Motherhood has, inevitably, added an additional dimension to her professional challenges. She fell pregnant in 2019 and didn’t stop working until one month before giving birth. “I remember running to be sick just as I’d finished a ward round,” she recalls. Dr Steenkamp’s four months of maternity leave took place during lockdown; a period she describes as “wonderful”. But, like many mothers, she experienced enormous guilt when she returned to work, especially because she had to stop breastfeeding. Her hours meant she didn’t even have time to express milk.  

Quality time 

She once again turned to a therapist, whose insights proved invaluable: “I was reminded that I don’t have to play with my daughter all the time and do a thousand crafts to be a good mother – just being there is enough.” Since then, she’s made every effort to spend quality time with two-year-old Klara; when they’re together, she switches off and goes into full “mom” mode. 

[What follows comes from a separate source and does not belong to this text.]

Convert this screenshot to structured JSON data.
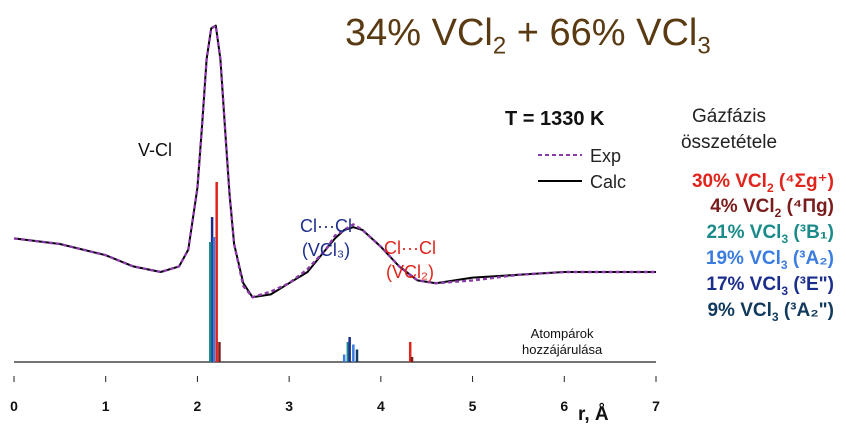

Since moving to Mediclinic Newcastle to build up her private practice, Dr Steenkamp has been working longer hours. It’s difficult, she admits, but she’s also taking a long-term view: in time, she’ll be able to set up boundaries that make it possible to spend more hours with her family. “And that’s what it’s all about. We work so we can support our families – and yet we’ve somehow created a culture where work takes over everything. Ironically, research shows we’re more productive when we’ve had downtime – and so, although it’s easier said than done, we need to get our priorities straight. No priority is greater than family and when we’re with them, we need to let go of the guilt and be fully present.” 

Dr Steenkamp has particular interests in bariatric surgery for obesity, as well as breast surgery, which can save women’s lives.